A delicious autumn appetizer! It can even serve as a meal by adding meat and vegetables to the soup.

Leave a comment ?


  1. the gelatin Zeynel linked looks good should I get it?

  2. A couple of folks told me to roast the beef bones at 400 degrees for 30 minutes before using them in the stock. Cover them with olive oil (which I have done and works well) or tomato paste – haven’t tried yet.
    Removes the need to change the water and adds a nice flavor.

  3. Hello Paul!

    Hope you’re doing well. I was wondering if you had any thoughts on fish bones for bone broth in light of the Neu5gc post. Or should I just stick with chicken feet? I know you’re preparing further posts on the subject. I’m just curious if fish bones (from non fatty fish to avoid oxidized polyunsaturated fats) would be as rich in collagen and minerals as their land roaming counterparts.

    Best to you and your family,


  4. The last broth I did I simmered for 40 hours… delicious.

    I’m considering draining the broth after 24 hours for use, then cooling and freezing the bones for a week to repeat the process the following weekend.

    Do you see any issue with freezing and reusing the bones once or twice?

  5. Hi Paul,

    I made bone broth from about 2 lbs of grass fed bison and beef marrow… i cooked it for about 72 hours… but everytime i drink it in the morning, i feel sleepy and fatigued… Any ideas why? or do you know if this has happened to anyone, wondering if my broth is toxic?

    thanks very much for any help!

  6. Hi Paul

    An article about health myths just popped up on Lifehacker and claims that collagen from bone broth doesn’t make it through the stomach acid.

    Is this true?

    Thanks much

  7. I cooked a turkey on Thanksgiving day (2015) and refidgerated bones for 5days. Then cooked bones for 24 hrs in crock pot. Refrigerated broth for 4 days.

    At this point is it still OK to make soup and freeze the broth for future use?


    • Best thing is to smell it and see if it smells fresh. A lot depends on how sterile the pot was – if you transferred it to another container for refrigeration then it won’t be fresh; if you refrigerated it in the pot it was cooked in, then the pot will have been sterilized and it will last longer.

  8. HI! I recently got a Greville Fast Slo Pro to make stock and it takes about two hours plus. What is your opinion of this method? Personally, I love it! Simmering for hours and hours is a little looooong!
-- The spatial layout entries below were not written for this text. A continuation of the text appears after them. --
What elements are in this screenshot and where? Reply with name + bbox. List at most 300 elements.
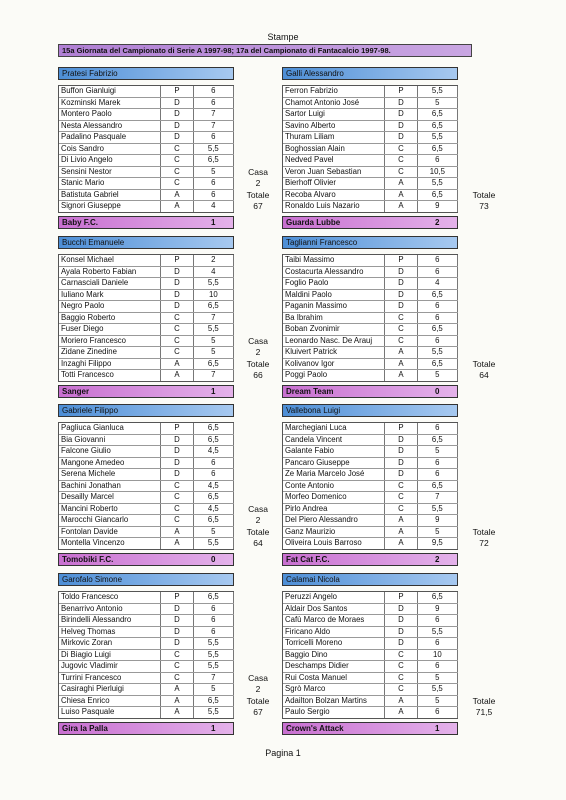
player-score: 9 [418,515,458,526]
player-row [59,446,234,458]
player-row [59,178,234,190]
player-role: D [385,98,417,109]
player-row [59,359,234,371]
player-row [59,527,234,539]
player-name: Morfeo Domenico [283,492,385,503]
player-score: 5 [194,527,234,538]
player-name: Kozminski Marek [59,98,161,109]
away-total-summary [464,359,504,382]
player-role: D [385,278,417,289]
player-role: D [161,278,193,289]
player-name: Nesta Alessandro [59,121,161,132]
player-score: 6 [418,661,458,672]
manager-header: Taglianni Francesco [282,236,458,249]
player-score: 6,5 [418,144,458,155]
player-row [283,696,458,708]
player-name: Deschamps Didier [283,661,385,672]
player-score: 4,5 [194,481,234,492]
player-name: Iuliano Mark [59,290,161,301]
player-role: P [385,86,417,97]
player-row [283,661,458,673]
player-row [59,638,234,650]
away-total: 72 [479,538,489,548]
player-score: 6 [194,615,234,626]
player-name: Conte Antonio [283,481,385,492]
player-name: Paganin Massimo [283,301,385,312]
player-row [59,423,234,435]
club-result [58,553,234,566]
away-team [282,67,458,229]
player-score: 6,5 [418,190,458,201]
home-team [58,236,234,398]
home-total: 67 [253,201,263,211]
player-score: 6,5 [418,592,458,603]
player-score: 6,5 [194,592,234,603]
player-row [283,423,458,435]
player-row [283,592,458,604]
player-role: C [161,650,193,661]
player-score: 6 [418,255,458,266]
player-row [59,370,234,381]
home-total: 64 [253,538,263,548]
home-team [58,67,234,229]
player-row [59,324,234,336]
player-role: A [161,538,193,549]
player-role: C [161,515,193,526]
player-role: C [385,167,417,178]
player-role: P [161,86,193,97]
player-role: A [385,201,417,212]
player-row [59,661,234,673]
player-role: C [385,313,417,324]
page-header: Stampe [267,32,299,42]
player-name: Chamot Antonio José [283,98,385,109]
player-name: Marocchi Giancarlo [59,515,161,526]
player-score: 5 [194,336,234,347]
player-role: A [161,359,193,370]
player-row [283,481,458,493]
player-score: 5,5 [194,650,234,661]
player-role: C [385,650,417,661]
player-score: 6 [418,638,458,649]
player-name: Sartor Luigi [283,109,385,120]
player-role: D [385,121,417,132]
player-role: C [161,178,193,189]
player-name: Turrini Francesco [59,673,161,684]
player-name: Negro Paolo [59,301,161,312]
player-role: C [385,144,417,155]
player-name: Boghossian Alain [283,144,385,155]
player-row [59,615,234,627]
player-row [283,359,458,371]
player-role: D [385,301,417,312]
player-score: 5 [194,684,234,695]
player-row [283,267,458,279]
player-role: D [385,604,417,615]
player-score: 6,5 [194,155,234,166]
player-row [59,469,234,481]
club-goals: 1 [435,723,440,733]
player-row [59,492,234,504]
club-name: Crown's Attack [286,723,344,733]
player-row [59,515,234,527]
player-role: A [385,538,417,549]
player-role: C [385,481,417,492]
totale-label: Totale [246,358,270,369]
player-role: P [385,592,417,603]
player-name: Fuser Diego [59,324,161,335]
player-row [283,109,458,121]
player-score: 6 [418,301,458,312]
player-role: D [161,435,193,446]
player-row [283,538,458,549]
home-team [58,573,234,735]
player-name: Carnasciali Daniele [59,278,161,289]
player-name: Buffon Gianluigi [59,86,161,97]
player-score: 10 [194,290,234,301]
player-name: Ferron Fabrizio [283,86,385,97]
player-table [282,254,458,382]
player-name: Batistuta Gabriel [59,190,161,201]
player-name: Montero Paolo [59,109,161,120]
casa-bonus: 2 [255,178,261,188]
player-name: Savino Alberto [283,121,385,132]
player-row [283,515,458,527]
away-team [282,236,458,398]
player-score: 5 [418,696,458,707]
player-role: A [161,190,193,201]
player-name: Montella Vincenzo [59,538,161,549]
totale-label: Totale [246,695,270,706]
player-row [59,627,234,639]
player-name: Pagliuca Gianluca [59,423,161,434]
player-row [283,132,458,144]
player-row [59,504,234,516]
player-row [59,673,234,685]
player-role: D [161,132,193,143]
player-score: 6,5 [418,290,458,301]
player-row [283,144,458,156]
player-name: Sensini Nestor [59,167,161,178]
player-row [59,301,234,313]
player-name: Benarrivo Antonio [59,604,161,615]
player-name: Firicano Aldo [283,627,385,638]
player-name: Veron Juan Sebastian [283,167,385,178]
player-score: 7 [194,109,234,120]
player-row [283,347,458,359]
player-role: A [385,178,417,189]
player-row [59,458,234,470]
away-total: 64 [479,370,489,380]
player-row [59,696,234,708]
player-score: 6,5 [194,515,234,526]
player-name: Kluivert Patrick [283,347,385,358]
player-name: Sgrò Marco [283,684,385,695]
player-role: C [161,336,193,347]
player-row [59,98,234,110]
away-team [282,404,458,566]
player-name: Oliveira Louis Barroso [283,538,385,549]
player-name: Foglio Paolo [283,278,385,289]
player-role: A [385,696,417,707]
player-name: Mirkovic Zoran [59,638,161,649]
player-role: D [385,290,417,301]
player-role: D [161,301,193,312]
club-name: Sanger [62,386,90,396]
player-role: D [161,109,193,120]
player-score: 5,5 [194,278,234,289]
player-score: 5,5 [418,178,458,189]
player-score: 4,5 [194,504,234,515]
club-result [282,553,458,566]
player-row [283,615,458,627]
player-role: D [161,469,193,480]
player-name: Torricelli Moreno [283,638,385,649]
player-name: Recoba Alvaro [283,190,385,201]
player-name: Inzaghi Filippo [59,359,161,370]
player-score: 5,5 [194,661,234,672]
casa-bonus: 2 [255,347,261,357]
player-row [59,347,234,359]
player-row [59,121,234,133]
round-banner: 15a Giornata del Campionato di Serie A 1997-98; 17a del Campionato di Fantacalcio 1997-98. [58,44,472,57]
club-result [58,216,234,229]
player-score: 5,5 [194,638,234,649]
player-row [59,109,234,121]
player-name: Adailton Bolzan Martins [283,696,385,707]
player-role: D [161,638,193,649]
player-score: 5 [418,98,458,109]
player-role: D [161,615,193,626]
player-row [59,707,234,718]
player-role: P [385,423,417,434]
player-name: Zidane Zinedine [59,347,161,358]
player-row [283,324,458,336]
home-total: 67 [253,707,263,717]
page-footer: Pagina 1 [265,748,301,758]
player-score: 6 [418,313,458,324]
player-score: 5,5 [418,504,458,515]
player-name: Mangone Amedeo [59,458,161,469]
casa-label: Casa [248,503,268,514]
player-role: P [161,423,193,434]
player-name: Marchegiani Luca [283,423,385,434]
player-role: D [385,446,417,457]
totale-label: Totale [472,526,496,537]
player-score: 6,5 [194,492,234,503]
player-score: 4,5 [194,446,234,457]
player-row [283,627,458,639]
player-score: 6,5 [418,481,458,492]
player-name: Thuram Liliam [283,132,385,143]
casa-bonus: 2 [255,515,261,525]
player-score: 6 [194,604,234,615]
player-row [283,290,458,302]
player-row [283,155,458,167]
player-name: Falcone Giulio [59,446,161,457]
player-row [59,255,234,267]
home-team [58,404,234,566]
player-role: C [161,155,193,166]
player-score: 5,5 [418,86,458,97]
totale-label: Totale [472,358,496,369]
player-score: 6 [194,469,234,480]
player-role: C [161,492,193,503]
player-role: A [161,370,193,381]
player-row [283,336,458,348]
totale-label: Totale [246,526,270,537]
home-total: 66 [253,370,263,380]
totale-label: Totale [472,695,496,706]
player-row [59,167,234,179]
player-name: Di Biagio Luigi [59,650,161,661]
player-score: 6 [418,707,458,718]
player-role: D [385,435,417,446]
player-role: D [161,98,193,109]
player-score: 6,5 [418,324,458,335]
player-row [283,86,458,98]
player-row [59,604,234,616]
player-role: C [385,324,417,335]
player-row [283,650,458,662]
player-score: 6 [194,86,234,97]
player-name: Toldo Francesco [59,592,161,603]
player-name: Nedved Pavel [283,155,385,166]
player-name: Ze Maria Marcelo José [283,469,385,480]
player-name: Jugovic Vladimir [59,661,161,672]
player-score: 6,5 [418,109,458,120]
player-score: 6,5 [418,121,458,132]
player-name: Boban Zvonimir [283,324,385,335]
player-score: 6 [418,336,458,347]
away-total: 73 [479,201,489,211]
club-name: Gira la Palla [62,723,108,733]
player-role: P [161,592,193,603]
player-score: 5 [194,167,234,178]
player-score: 6 [418,458,458,469]
player-role: C [161,324,193,335]
player-score: 6 [418,423,458,434]
player-score: 5 [418,446,458,457]
player-role: A [385,359,417,370]
player-score: 5,5 [418,347,458,358]
player-role: A [385,515,417,526]
player-score: 6 [194,98,234,109]
player-name: Ba Ibrahim [283,313,385,324]
player-role: P [385,255,417,266]
manager-header: Garofalo Simone [58,573,234,586]
player-role: D [385,627,417,638]
player-row [283,492,458,504]
manager-header: Gabriele Filippo [58,404,234,417]
player-name: Taibi Massimo [283,255,385,266]
player-name: Totti Francesco [59,370,161,381]
player-row [59,336,234,348]
player-role: D [385,638,417,649]
player-score: 9 [418,604,458,615]
player-name: Maldini Paolo [283,290,385,301]
player-role: A [161,527,193,538]
player-role: C [385,336,417,347]
player-name: Paulo Sergio [283,707,385,718]
casa-label: Casa [248,672,268,683]
player-score: 6 [418,155,458,166]
player-role: C [161,481,193,492]
player-name: Candela Vincent [283,435,385,446]
player-row [283,458,458,470]
player-name: Mancini Roberto [59,504,161,515]
player-row [59,592,234,604]
player-row [59,313,234,325]
player-score: 7 [194,121,234,132]
player-score: 6,5 [194,435,234,446]
player-row [283,707,458,718]
player-score: 7 [194,370,234,381]
player-score: 9,5 [418,538,458,549]
player-role: C [161,504,193,515]
player-name: Baggio Dino [283,650,385,661]
player-row [283,201,458,212]
club-goals: 1 [211,723,216,733]
player-table [58,422,234,550]
player-row [59,481,234,493]
player-role: C [161,144,193,155]
player-role: A [161,707,193,718]
player-role: A [385,190,417,201]
player-name: Baggio Roberto [59,313,161,324]
player-row [59,86,234,98]
player-name: Stanic Mario [59,178,161,189]
home-bonus-summary [244,673,272,719]
player-role: D [161,267,193,278]
manager-header: Pratesi Fabrizio [58,67,234,80]
player-name: Galante Fabio [283,446,385,457]
player-score: 5,5 [418,627,458,638]
player-row [283,98,458,110]
player-row [283,190,458,202]
player-role: A [161,201,193,212]
player-role: D [161,121,193,132]
player-score: 6 [194,458,234,469]
manager-header: Galli Alessandro [282,67,458,80]
club-result [58,385,234,398]
player-row [283,278,458,290]
player-name: Leonardo Nasc. De Arauj [283,336,385,347]
casa-label: Casa [248,335,268,346]
player-name: Birindelli Alessandro [59,615,161,626]
player-name: Bierhoff Olivier [283,178,385,189]
player-role: A [161,684,193,695]
home-bonus-summary [244,336,272,382]
totale-label: Totale [472,189,496,200]
club-goals: 0 [211,554,216,564]
player-role: A [385,370,417,381]
player-table [58,591,234,719]
player-name: Helveg Thomas [59,627,161,638]
player-name: Costacurta Alessandro [283,267,385,278]
player-table [282,85,458,213]
player-name: Padalino Pasquale [59,132,161,143]
player-score: 4 [194,267,234,278]
player-row [59,290,234,302]
player-score: 5 [418,673,458,684]
player-table [58,254,234,382]
club-name: Tomobiki F.C. [62,554,114,564]
player-role: P [161,255,193,266]
player-role: D [161,627,193,638]
player-name: Di Livio Angelo [59,155,161,166]
player-row [283,504,458,516]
  9. I’m sorry, I made a typo, or Autocorrect did it for me 😡 I meant to say Breville. Yes, I just had to X out Greville 😐

  10. Hi Paul, is there a recommended amount of pumpkin etc for the soup recipe? Is three Lbs of pumpkin a good amount?

  11. We have been using the bone broth as the liquid to cook our rice – it’s an easy way to use it and makes the rice taste good.

  12. Can the softened bones be chewed & eaten?

  13. [book review] The Stash Plan by Laura Prepon - Deepak Nair - pingback on March 14, 2016 at 2:58 pm
  14. Bad to the Bone

    Why do you discard the liquid after the first hour? I have never done that. I have never read or been advised to do that. What is the point? Taste? Seems like you would be losing something by doing that.